LA STRANA STORIA DEI PUFFI

I Puffi, uno dei cartoni animati più conosciuti nel mondo, passati da un fumetto, ad un cartone per la televisione a tre lungometraggi per il cinema, porta con se una serie di leggende, più o meno fantasiose. I Puffi, nati dai fumettisti Belgi, Peyo e Yvan Delporte, Peyo era il vero disegnatore, mentre Yvan era l’editore, nel 1958, diedero vita ad una serie di storie, incentrate su personaggi di secondo piano, della serie John e Solfami, anche questo in seguito diventato un cartone animato. Dunque i piccoli abitanti di Puffolandia, nel 1959 erano i soli protagonisti di questa nuova avventura editoriale, ma il grande boom mondiale, arriva negli anni ottanta, quando la serie televisiva, comincia a spopolare in tutto il mondo. I così detti Schtroumpfs, nome dato per caso, dopo che il suo disegnatore, sbagliò il nome della saliera, in Italia, venne tradotto in Puffi, perchè molto vicino alla parola buffi. Con il grande successo, un semplice cartone animato per bambini, ha dato vita a tantissime storie parallele, oltre che dare, a casa nostra, il grande successo a Cristina D’Avena, che ne cantava la colonna sonora. Tutti cominciarono a vedere oltre, con teorie degne di Dan Brown, con innesti nella politica e nella cospirazione. Politicamente parlando, la semplice idea, di aver dato un cappello rosso, al capo dei Puffi, perchè era il capo, ha pure, dato vita, a teorie sovversive, che lo stesso Peyo, smentì, citando il cappello come un semplice omaggio, a chi si battè per la Rivoluzione Francese. Poi arrivarono anche le femministe, che in Puffetta, unico personaggio femminile della storia, davano del maschilista non solo al suo creatore, ma pure a tutti coloro che guardavano il cartone.

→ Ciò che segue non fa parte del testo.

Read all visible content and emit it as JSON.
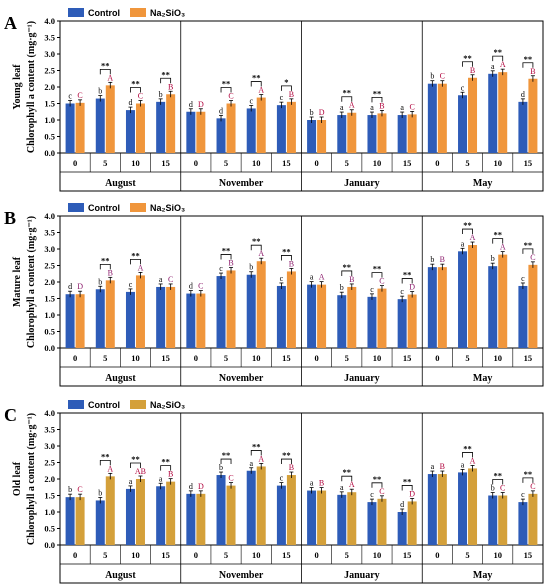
{
  "chart_data": [
    {
      "type": "bar",
      "panel_label": "A",
      "leaf_label": "Young leaf",
      "ylabel": "Chlorophyll a content (mg·g⁻¹)",
      "ylim": [
        0,
        4.0
      ],
      "yticks": [
        "0.0",
        "0.5",
        "1.0",
        "1.5",
        "2.0",
        "2.5",
        "3.0",
        "3.5",
        "4.0"
      ],
      "months": [
        "August",
        "November",
        "January",
        "May"
      ],
      "days": [
        "0",
        "5",
        "10",
        "15"
      ],
      "legend": [
        "Control",
        "Na₂SiO₃"
      ],
      "colors": {
        "control": "#2e5cb8",
        "treatment": "#f0963c"
      },
      "series": [
        {
          "name": "Control",
          "values": [
            [
              1.5,
              1.65,
              1.3,
              1.55
            ],
            [
              1.25,
              1.05,
              1.35,
              1.45
            ],
            [
              1.0,
              1.15,
              1.15,
              1.15
            ],
            [
              2.1,
              1.75,
              2.4,
              1.55
            ]
          ]
        },
        {
          "name": "Na₂SiO₃",
          "values": [
            [
              1.52,
              2.05,
              1.5,
              1.78
            ],
            [
              1.25,
              1.5,
              1.68,
              1.55
            ],
            [
              1.0,
              1.22,
              1.2,
              1.17
            ],
            [
              2.1,
              2.28,
              2.45,
              2.25
            ]
          ]
        }
      ],
      "letters_control": [
        [
          "c",
          "b",
          "d",
          "b"
        ],
        [
          "d",
          "d",
          "c",
          "c"
        ],
        [
          "b",
          "a",
          "a",
          "a"
        ],
        [
          "b",
          "c",
          "a",
          "d"
        ]
      ],
      "letters_treatment": [
        [
          "C",
          "A",
          "C",
          "B"
        ],
        [
          "D",
          "C",
          "A",
          "B"
        ],
        [
          "D",
          "A",
          "B",
          "C"
        ],
        [
          "C",
          "B",
          "A",
          "B"
        ]
      ],
      "stars": [
        [
          "",
          "**",
          "**",
          "**"
        ],
        [
          "",
          "**",
          "**",
          "*"
        ],
        [
          "",
          "**",
          "**",
          ""
        ],
        [
          "",
          "**",
          "**",
          "**"
        ]
      ]
    },
    {
      "type": "bar",
      "panel_label": "B",
      "leaf_label": "Mature leaf",
      "ylabel": "Chlorophyll a content (mg·g⁻¹)",
      "ylim": [
        0,
        4.0
      ],
      "yticks": [
        "0.0",
        "0.5",
        "1.0",
        "1.5",
        "2.0",
        "2.5",
        "3.0",
        "3.5",
        "4.0"
      ],
      "months": [
        "August",
        "November",
        "January",
        "May"
      ],
      "days": [
        "0",
        "5",
        "10",
        "15"
      ],
      "legend": [
        "Control",
        "Na₂SiO₃"
      ],
      "colors": {
        "control": "#2e5cb8",
        "treatment": "#f0963c"
      },
      "series": [
        {
          "name": "Control",
          "values": [
            [
              1.63,
              1.78,
              1.7,
              1.85
            ],
            [
              1.65,
              2.18,
              2.22,
              1.88
            ],
            [
              1.92,
              1.6,
              1.55,
              1.48
            ],
            [
              2.45,
              2.93,
              2.48,
              1.88
            ]
          ]
        },
        {
          "name": "Na₂SiO₃",
          "values": [
            [
              1.63,
              2.05,
              2.2,
              1.85
            ],
            [
              1.65,
              2.35,
              2.63,
              2.32
            ],
            [
              1.92,
              1.85,
              1.8,
              1.62
            ],
            [
              2.45,
              3.12,
              2.83,
              2.52
            ]
          ]
        }
      ],
      "letters_control": [
        [
          "d",
          "b",
          "c",
          "a"
        ],
        [
          "d",
          "c",
          "b",
          "c"
        ],
        [
          "a",
          "b",
          "c",
          "c"
        ],
        [
          "b",
          "a",
          "b",
          "c"
        ]
      ],
      "letters_treatment": [
        [
          "D",
          "B",
          "A",
          "C"
        ],
        [
          "C",
          "B",
          "A",
          "B"
        ],
        [
          "A",
          "B",
          "C",
          "D"
        ],
        [
          "B",
          "A",
          "A",
          "C"
        ]
      ],
      "stars": [
        [
          "",
          "**",
          "**",
          ""
        ],
        [
          "",
          "**",
          "**",
          "**"
        ],
        [
          "",
          "**",
          "**",
          "**"
        ],
        [
          "",
          "**",
          "**",
          "**"
        ]
      ]
    },
    {
      "type": "bar",
      "panel_label": "C",
      "leaf_label": "Old leaf",
      "ylabel": "Chlorophyll a content (mg·g⁻¹)",
      "ylim": [
        0,
        4.0
      ],
      "yticks": [
        "0.0",
        "0.5",
        "1.0",
        "1.5",
        "2.0",
        "2.5",
        "3.0",
        "3.5",
        "4.0"
      ],
      "months": [
        "August",
        "November",
        "January",
        "May"
      ],
      "days": [
        "0",
        "5",
        "10",
        "15"
      ],
      "legend": [
        "Control",
        "Na₂SiO₃"
      ],
      "colors": {
        "control": "#2e5cb8",
        "treatment": "#d4a03a"
      },
      "series": [
        {
          "name": "Control",
          "values": [
            [
              1.45,
              1.35,
              1.7,
              1.78
            ],
            [
              1.55,
              2.12,
              2.25,
              1.8
            ],
            [
              1.65,
              1.52,
              1.3,
              1.0
            ],
            [
              2.15,
              2.2,
              1.5,
              1.3
            ]
          ]
        },
        {
          "name": "Na₂SiO₃",
          "values": [
            [
              1.45,
              2.08,
              2.0,
              1.92
            ],
            [
              1.55,
              1.8,
              2.38,
              2.12
            ],
            [
              1.65,
              1.6,
              1.4,
              1.32
            ],
            [
              2.15,
              2.32,
              1.5,
              1.55
            ]
          ]
        }
      ],
      "letters_control": [
        [
          "b",
          "b",
          "a",
          "a"
        ],
        [
          "d",
          "b",
          "a",
          "c"
        ],
        [
          "a",
          "a",
          "c",
          "d"
        ],
        [
          "a",
          "a",
          "b",
          "c"
        ]
      ],
      "letters_treatment": [
        [
          "C",
          "A",
          "AB",
          "B"
        ],
        [
          "D",
          "C",
          "A",
          "B"
        ],
        [
          "B",
          "A",
          "C",
          "D"
        ],
        [
          "B",
          "A",
          "C",
          "C"
        ]
      ],
      "stars": [
        [
          "",
          "**",
          "**",
          "**"
        ],
        [
          "",
          "**",
          "**",
          "**"
        ],
        [
          "",
          "**",
          "**",
          "**"
        ],
        [
          "",
          "**",
          "**",
          "**"
        ]
      ]
    }
  ]
}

Puffetta in realtà, era nata come cattiva, creata da Gargamella, per portare scompiglio al villaggio ed infatti, aveva pure i capelli neri, ma poi aiutata da Grande Puffo, divenne la reginetta di Puffolandia. E poi la storia più ingarbugliata, quella per cui, i Puffi erano un’allucinazione dello stesso Gargamella e perciò frutto della sua fantasia. Questa idea a differenza della altre, avrebbe anche un fondo di realtà, con la storia scritta, ma mai sceneggiata, questo per non turbare i bambini, ormai affezionati ai piccoli omini blu. Comunque sia, I puffi, sono un mito anche per gli adulti e di sicuro il loro successo, continuerà ancora per anni e anni.